We were the children of the 40s and 60s. Raised on war stories; Father Knows Best, Leave it to Beaver, Mickey Mouse, Mickey Mantle, hot rods, and the conception and creation of rock and roll. Our addictions as adolescences were Red Rider BB guns, baseball, basketball, football, Playboy, and the back seats of old cars, necking with the girl down the street who said she would.

Oh God, give me one last chance to batter up one last time. To hit the home run I never could. To catch the longest football pass at the biggest game, and make the last minute basket. But most of all to hold with tender and reverence all the girls and women of my childhood for one last kiss and embrace, as we dance to songs called Peggy Sue, Oh Donna, Chantilly Lace, and reluctantly remember the deaths of our worshipped companions Buddy Holly, Richey Valens, and The Big Bopper.

But now all our heroes of childhood have come and gone, with names like Superman, Tarzan, Hoppy, Gene, Roy, and the Lone Ranger. World War II, The Korean and Vietnam War has come and gone as well, along with Ike, Patton, Rocky Marciano, Elvis, John F. Kennedy, and a warrior called Martin Luther King. We would see the civil rights movement, assassinations, space travel, computers, cell phones, and the New York World Trade Center attack called 9-11.

We would coin the slogan, Tune In, Turn On, and Drop out. Many would fight in a senseless war called Vietnam, and never return. Others would fight in a place called Baghdad, and Afghanistan.

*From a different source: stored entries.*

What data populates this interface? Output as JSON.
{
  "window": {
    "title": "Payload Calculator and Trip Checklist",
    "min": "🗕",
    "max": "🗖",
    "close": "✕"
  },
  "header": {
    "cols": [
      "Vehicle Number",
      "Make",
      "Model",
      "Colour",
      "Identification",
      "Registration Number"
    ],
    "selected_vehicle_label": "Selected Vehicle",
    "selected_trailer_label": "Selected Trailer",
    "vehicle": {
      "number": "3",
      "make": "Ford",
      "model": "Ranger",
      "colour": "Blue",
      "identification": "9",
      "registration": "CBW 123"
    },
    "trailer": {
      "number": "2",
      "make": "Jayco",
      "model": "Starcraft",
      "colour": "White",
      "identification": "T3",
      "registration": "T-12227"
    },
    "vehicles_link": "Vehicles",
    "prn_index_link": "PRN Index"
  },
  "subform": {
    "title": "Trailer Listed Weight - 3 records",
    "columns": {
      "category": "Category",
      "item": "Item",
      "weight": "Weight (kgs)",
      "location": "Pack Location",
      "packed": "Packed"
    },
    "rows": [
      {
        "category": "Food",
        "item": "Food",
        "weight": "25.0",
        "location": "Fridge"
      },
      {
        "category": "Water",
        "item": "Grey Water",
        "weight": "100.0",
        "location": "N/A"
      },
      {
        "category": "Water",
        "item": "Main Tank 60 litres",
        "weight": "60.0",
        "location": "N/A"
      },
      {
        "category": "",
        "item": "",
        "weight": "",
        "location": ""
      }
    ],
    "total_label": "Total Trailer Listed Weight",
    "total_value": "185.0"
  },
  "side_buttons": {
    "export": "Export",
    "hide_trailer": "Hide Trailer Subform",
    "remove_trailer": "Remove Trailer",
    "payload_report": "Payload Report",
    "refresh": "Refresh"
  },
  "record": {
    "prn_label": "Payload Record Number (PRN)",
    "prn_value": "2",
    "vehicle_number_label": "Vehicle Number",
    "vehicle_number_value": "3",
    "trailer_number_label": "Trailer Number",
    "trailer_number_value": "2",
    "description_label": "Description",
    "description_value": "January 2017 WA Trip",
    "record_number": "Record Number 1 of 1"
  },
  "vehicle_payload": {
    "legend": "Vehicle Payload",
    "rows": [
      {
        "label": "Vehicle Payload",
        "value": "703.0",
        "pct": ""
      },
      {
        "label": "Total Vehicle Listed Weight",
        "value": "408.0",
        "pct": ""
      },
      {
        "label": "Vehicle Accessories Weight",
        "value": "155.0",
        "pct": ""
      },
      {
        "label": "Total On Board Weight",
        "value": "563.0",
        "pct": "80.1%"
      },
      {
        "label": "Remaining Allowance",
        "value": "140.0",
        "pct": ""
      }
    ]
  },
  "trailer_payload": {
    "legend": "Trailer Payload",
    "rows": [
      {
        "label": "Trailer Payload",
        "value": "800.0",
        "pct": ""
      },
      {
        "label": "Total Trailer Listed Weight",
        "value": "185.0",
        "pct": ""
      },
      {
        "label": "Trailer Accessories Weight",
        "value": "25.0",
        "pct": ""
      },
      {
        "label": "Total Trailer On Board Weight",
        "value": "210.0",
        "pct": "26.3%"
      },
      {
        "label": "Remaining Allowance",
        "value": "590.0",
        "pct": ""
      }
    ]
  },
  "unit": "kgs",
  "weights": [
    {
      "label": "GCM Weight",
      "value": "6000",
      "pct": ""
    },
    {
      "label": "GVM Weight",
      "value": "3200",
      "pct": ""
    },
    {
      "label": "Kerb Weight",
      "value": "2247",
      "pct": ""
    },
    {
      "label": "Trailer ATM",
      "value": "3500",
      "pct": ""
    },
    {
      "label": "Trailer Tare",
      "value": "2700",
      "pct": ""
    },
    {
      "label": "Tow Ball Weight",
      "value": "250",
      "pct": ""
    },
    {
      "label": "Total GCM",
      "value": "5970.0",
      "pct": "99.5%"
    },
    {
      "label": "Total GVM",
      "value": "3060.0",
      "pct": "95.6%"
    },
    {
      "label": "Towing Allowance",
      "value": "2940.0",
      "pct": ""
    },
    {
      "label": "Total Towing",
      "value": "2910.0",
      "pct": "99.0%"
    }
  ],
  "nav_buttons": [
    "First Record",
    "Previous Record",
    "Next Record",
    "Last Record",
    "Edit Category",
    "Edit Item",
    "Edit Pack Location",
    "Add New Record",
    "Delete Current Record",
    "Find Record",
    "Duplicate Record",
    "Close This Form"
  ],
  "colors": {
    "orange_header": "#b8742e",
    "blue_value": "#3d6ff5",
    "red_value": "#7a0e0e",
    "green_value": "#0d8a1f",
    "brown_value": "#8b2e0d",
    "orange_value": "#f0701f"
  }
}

Some did return with severe wounds and an illness called drug addiction or P.T.S.D and never were the same. And all of us throughout the world would learn and fear the word Aids, or HIV positive. Others would survive years of childhood poverty, desertion and hunger, abuse and despair. But in time all of us would grow on to become husbands and wives, providers, fathers and grandfathers, grandmothers, mothers, and most of all leaders. And now most of my friends of childhood have come and gone. Even Stan the man my catcher would die by his own hand, after drugs and chemotherapy failed to stop the oral tumours, as the rest of us prepare for combat against heart disease, cancer, old age and senility.

We would quickly learn to embrace words like cholesterol, blood sugar, and blood pressure. Alcohol, drugs, and marijuana, were replaced with diet, exercises, and chemotherapy. And now I know, and understand why, my father drank whiskey.

If you listen very carefully in the quite of the night looking upward into the heavens, you can hear our laughter and music, feel our affection, and bare witness to our achievements of life, of the big plays, at the big games wearing Levies, Pedal Pushers and D.A haircuts. With our steadfast courage when we believed the entire world was watching, we pursued honour, success, and family. I hear all there voices now, of the boys and girls that I played with, and the fine men and women they became. I see their smiling faces, their youth, and there beauty and once again I seek their approval.

If you concentrate real hard you can hear one voice above all the others yelling out to all the girls and boys around. Hey girls, watch me jump, watch me run, kiss me quick. Hey guys, watch me dive, watch me fly, catch the ball. For you made me, all of you, to never stop trying. And the voice is I. God what a journey. I leave this photo as proof that once I was with you Bermuda, and once I wore a younger man's clothes. To all of you. I loved you.